I have to be very careful when mounting/removing lenses as it doesn't take much torque to make the ring slips. It takes extra care to avoid ending up with a misaligned lens shade. I'll try to add some sort of grip to the ring as a temporary solution until I move to more robust conversion ring (or combination of).
 
I am not having any difficulty torquing down the screw on my Fix AD Mount. The screw is indeed small but it is not a problem torquing it all the way down. I was concerned about it at first but it has held up quite well. Time will tell if repeated remove/replace cycles will weaken the plastic.

Actually at the ridiculous $175 they charge for it - it is hard to call it cheap. Anyway, I like to think it is of special chemistry, formulation and performance to justify its cost. :D

At the time I bought it. It was the only option without going to the 67 screw mount and using an AD adapter. In which case, I would imagine there would still be the concern about the mount twisting out of position when mounting the lens.

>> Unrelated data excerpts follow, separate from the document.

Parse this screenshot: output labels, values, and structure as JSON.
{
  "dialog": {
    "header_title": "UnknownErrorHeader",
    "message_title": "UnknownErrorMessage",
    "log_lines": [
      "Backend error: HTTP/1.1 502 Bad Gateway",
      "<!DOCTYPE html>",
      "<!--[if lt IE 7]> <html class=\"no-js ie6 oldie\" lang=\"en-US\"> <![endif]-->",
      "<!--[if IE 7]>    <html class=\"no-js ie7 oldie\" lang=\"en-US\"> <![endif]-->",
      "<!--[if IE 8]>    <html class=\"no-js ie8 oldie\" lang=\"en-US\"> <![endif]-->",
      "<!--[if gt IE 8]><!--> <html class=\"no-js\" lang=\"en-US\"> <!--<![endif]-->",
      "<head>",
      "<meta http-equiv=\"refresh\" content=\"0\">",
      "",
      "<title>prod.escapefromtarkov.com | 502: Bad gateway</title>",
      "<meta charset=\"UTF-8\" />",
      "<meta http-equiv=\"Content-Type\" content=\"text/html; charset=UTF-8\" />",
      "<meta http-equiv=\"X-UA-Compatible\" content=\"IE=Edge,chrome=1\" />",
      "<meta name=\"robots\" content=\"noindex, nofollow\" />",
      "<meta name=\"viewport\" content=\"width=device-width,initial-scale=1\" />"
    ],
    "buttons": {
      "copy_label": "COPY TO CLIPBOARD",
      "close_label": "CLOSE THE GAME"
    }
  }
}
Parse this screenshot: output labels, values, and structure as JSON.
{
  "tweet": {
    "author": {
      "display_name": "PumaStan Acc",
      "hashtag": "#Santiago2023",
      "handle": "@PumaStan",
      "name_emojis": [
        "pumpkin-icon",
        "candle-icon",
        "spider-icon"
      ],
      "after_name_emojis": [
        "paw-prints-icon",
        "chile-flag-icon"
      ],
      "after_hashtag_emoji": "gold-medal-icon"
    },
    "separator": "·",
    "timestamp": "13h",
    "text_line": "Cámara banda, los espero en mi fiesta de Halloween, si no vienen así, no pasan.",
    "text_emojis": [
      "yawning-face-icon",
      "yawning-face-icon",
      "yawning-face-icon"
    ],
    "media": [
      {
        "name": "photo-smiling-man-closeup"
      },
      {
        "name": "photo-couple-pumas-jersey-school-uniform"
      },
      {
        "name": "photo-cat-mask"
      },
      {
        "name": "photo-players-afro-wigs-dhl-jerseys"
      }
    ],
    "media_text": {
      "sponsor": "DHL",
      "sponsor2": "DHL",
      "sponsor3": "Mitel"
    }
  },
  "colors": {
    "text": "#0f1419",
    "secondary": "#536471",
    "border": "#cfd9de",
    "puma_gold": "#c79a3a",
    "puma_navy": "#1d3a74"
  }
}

Maybe someone with the Dyron AD mount can chime in ? I suddenly have visions of my AD mount cracking the next time a torque down the screw. :)
 
The "cheap plastic" is called Delrin and it is not generally considered cheap.

I am currently using the Dyron 67mm adapter with the 10Bar AD to 67mm adapter threaded into it. Since they too are both made of Delrin I am not sure I gained anything over the Delrin FIX pieces other than they are much cheaper in price and similar quality.

Frankly, I have had no issues with the Delrin plastic FIX three piece 67mm mount other than price. With it I also use the 10Bar adapter for my Inon AD lenses. I do not use the Dyron or the FIX 28AD mounts as I believe they do not work as well as what I am doing, my opinion.

Delrin:

Delrin Sheet, Delrin Rod, Acetal Sheet and Acetal Rod | Industrial Plastic Supply, Inc.

and:

"Polyoxymethylene (POM), also known as acetal,[1] polyacetal, and polyformaldehyde, is an engineering thermoplastic used in precision parts that require high stiffness, low friction and excellent dimensional stability.

It was discovered by Hermann Staudinger, a German chemist who received the 1953 Nobel Prize in Chemistry. He studied the polymerization and structure of POM in the 1920s to research the theory of macromolecules, which he characterized as polymers. Due to initial problems with thermal stability, POM was not commercialized.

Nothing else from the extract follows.